To help address these issues, the CoE has instigated a project to explore possible solutions to these issues. The plan is to investigate a variety of approaches for resolving these issues, and asses them on a number of criteria (portability, cost, ease of use, performance). The CoE is working closely with EPCC as the Service Provider and CSE Provider in this project. A new project on ARCHER has been created of which Jason Beech-Brandt is the PI, and within this project evaluations have already started on a number of technologies. As an example developers at Cray have been working on a tool called DLFM which aims to help with the scalability issue associated with Python applications and has done this for users of the NERSC systems. DLFM has been installed onto ARCHER and tested with a workload which mimics that used by the Fluidity users. The speedups associated with this approach can be seen in the table below.
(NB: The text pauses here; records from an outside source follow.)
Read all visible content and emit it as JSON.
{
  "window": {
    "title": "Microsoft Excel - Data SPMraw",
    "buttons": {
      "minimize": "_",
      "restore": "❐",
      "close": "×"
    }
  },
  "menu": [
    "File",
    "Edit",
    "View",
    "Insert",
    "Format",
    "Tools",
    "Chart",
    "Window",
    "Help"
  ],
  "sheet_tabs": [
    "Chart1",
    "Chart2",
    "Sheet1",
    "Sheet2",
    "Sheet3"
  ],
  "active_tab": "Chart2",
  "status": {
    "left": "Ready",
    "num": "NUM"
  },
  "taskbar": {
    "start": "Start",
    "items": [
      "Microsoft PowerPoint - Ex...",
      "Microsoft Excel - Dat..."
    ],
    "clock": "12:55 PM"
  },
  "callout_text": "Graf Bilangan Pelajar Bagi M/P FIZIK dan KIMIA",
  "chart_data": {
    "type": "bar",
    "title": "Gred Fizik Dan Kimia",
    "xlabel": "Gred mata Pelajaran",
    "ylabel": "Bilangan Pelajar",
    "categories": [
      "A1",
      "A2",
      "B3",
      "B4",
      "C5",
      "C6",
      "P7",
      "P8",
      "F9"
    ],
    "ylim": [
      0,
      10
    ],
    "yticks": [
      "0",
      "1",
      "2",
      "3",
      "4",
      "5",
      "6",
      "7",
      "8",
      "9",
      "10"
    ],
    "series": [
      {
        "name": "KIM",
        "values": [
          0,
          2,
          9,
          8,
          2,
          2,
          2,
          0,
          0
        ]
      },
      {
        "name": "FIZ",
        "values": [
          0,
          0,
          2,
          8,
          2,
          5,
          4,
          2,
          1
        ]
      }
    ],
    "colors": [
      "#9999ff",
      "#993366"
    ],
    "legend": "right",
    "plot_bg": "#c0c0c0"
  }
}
Nodes | Total Job Time | |
---|---|---|
DLFM | As-is | |
2 | 8 | 26 |
4 | 9 | 16 |
8 | 8 | 15 |
16 | 10 | 16 |
32 | 10 | 23 |
64 | 14 | 37 |
128 | 12 | 68 |
256 | 15 | 140 |
512 | 16 | 286 |
1024 | 23 | 561 |
2048 | 34 | 1067 |
As can be seen in these timings, there is a very significant speedup associated with the job startup time associated with this tool. This has been provided to the users of the Fluidity code for them to assess the performance benefit on their real application workload. The DLFM tool has been installed on ARCHER as a user module by the CSE team.
We've also had contact from a user of the GPAW code , which uses Python and are running on ARCHER. We have pointed them at the installation of DLFM for them to try this out and report back on their experiences. We are very interested in hearing from other users of Python (or dynamically linked applications which can display similar issues) for additional test cases of DLFM.
In addition the Cray CoE for ARCHER has made contact with the developers at Continuum Analytics who develop the Anaconda package which aims to simplify the packaging and distribution of Python and associated modules. An initial port of the Anaconda package has been done by the CoE and passed onto the CSE team and is now available on ARCHER as a user module.